I love the spirit behind the guidelines, but posting them on a wall or publishing in a handbook is probably not a cure for what is a problem with the culture. That, as others have said, is established by leadership. I just finished a good book related to this subject: “The Manger’s Book of Decencies” by Steve Harrison.

Mark Price

Store associates are people, and people have conflicts and issues with each other. That fact cannot be changed. But values, as outlined above, are a good start to limit the impact of these conflicts and issues and make sure that they are speedily resolved.

I do not agree about not sharing personal problems at work — I think that by sharing what is going on outside of work, we gain perspective on the other person, and perhaps a bit of empathy.

Alan Cooper
Alan Cooper
3 years 5 months ago

We can break this down into two parts – drama from employees and drama from customers. You control who you hire. It is your job to optimize the hiring process and select employees who are a lower risk of drama. Granted, no one’s perfect and personal situations happen. Once the right hires are made, a solid onboarding, development and feedback program make for smoother transitions.

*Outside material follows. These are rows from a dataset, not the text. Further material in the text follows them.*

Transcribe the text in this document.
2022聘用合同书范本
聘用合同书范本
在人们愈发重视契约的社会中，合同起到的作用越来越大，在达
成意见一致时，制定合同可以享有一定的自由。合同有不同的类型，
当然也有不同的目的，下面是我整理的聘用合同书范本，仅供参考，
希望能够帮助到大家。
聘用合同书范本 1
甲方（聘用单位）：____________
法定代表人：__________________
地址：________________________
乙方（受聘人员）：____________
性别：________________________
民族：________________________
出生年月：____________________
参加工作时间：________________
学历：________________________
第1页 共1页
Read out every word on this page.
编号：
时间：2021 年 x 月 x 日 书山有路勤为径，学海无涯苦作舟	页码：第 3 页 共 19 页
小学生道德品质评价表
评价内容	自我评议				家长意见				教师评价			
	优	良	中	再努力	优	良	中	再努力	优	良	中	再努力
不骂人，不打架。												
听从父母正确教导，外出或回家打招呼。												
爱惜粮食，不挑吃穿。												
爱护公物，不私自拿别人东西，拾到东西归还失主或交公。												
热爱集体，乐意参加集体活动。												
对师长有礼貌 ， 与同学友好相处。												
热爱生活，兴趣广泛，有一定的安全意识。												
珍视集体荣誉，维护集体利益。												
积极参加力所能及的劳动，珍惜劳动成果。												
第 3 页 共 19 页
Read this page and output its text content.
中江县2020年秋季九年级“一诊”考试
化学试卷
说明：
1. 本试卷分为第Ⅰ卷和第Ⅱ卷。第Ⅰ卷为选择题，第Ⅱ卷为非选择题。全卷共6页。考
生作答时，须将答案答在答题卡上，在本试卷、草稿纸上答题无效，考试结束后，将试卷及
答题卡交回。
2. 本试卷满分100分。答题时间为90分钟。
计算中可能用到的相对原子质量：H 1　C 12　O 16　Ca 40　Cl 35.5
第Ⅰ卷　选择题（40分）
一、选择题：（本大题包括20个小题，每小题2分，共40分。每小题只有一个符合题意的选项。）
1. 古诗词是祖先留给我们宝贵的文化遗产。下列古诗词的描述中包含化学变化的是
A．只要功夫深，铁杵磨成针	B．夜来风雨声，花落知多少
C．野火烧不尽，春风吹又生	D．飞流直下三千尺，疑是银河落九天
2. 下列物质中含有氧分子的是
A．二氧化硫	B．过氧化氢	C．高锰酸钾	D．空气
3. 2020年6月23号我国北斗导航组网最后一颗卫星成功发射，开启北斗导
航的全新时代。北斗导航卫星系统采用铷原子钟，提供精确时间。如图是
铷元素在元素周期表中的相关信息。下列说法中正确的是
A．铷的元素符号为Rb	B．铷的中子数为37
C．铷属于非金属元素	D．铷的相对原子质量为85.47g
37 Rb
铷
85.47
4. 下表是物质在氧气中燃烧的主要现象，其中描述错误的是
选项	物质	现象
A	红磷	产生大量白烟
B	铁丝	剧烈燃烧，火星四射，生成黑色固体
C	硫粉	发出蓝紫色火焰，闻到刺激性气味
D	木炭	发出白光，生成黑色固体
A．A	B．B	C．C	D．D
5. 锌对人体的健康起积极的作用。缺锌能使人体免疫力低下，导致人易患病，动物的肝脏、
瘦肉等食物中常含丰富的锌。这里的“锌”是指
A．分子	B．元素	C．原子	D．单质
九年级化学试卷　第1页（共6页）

As for customers, a large customer base is usually a normally distributed population and customers “outside of 2 or 3 standard deviations” will appear from time to time. Sometimes, you’re just out-of-stock of something. Sometimes, products don’t perform as expected. Sometimes, customers bump into one another in the store and are belligerent. Sometimes, lines are long and you’re short-staffed. How it affects your business and loyalty long-term is a function of leadership, training and the culture you as a leader, have created.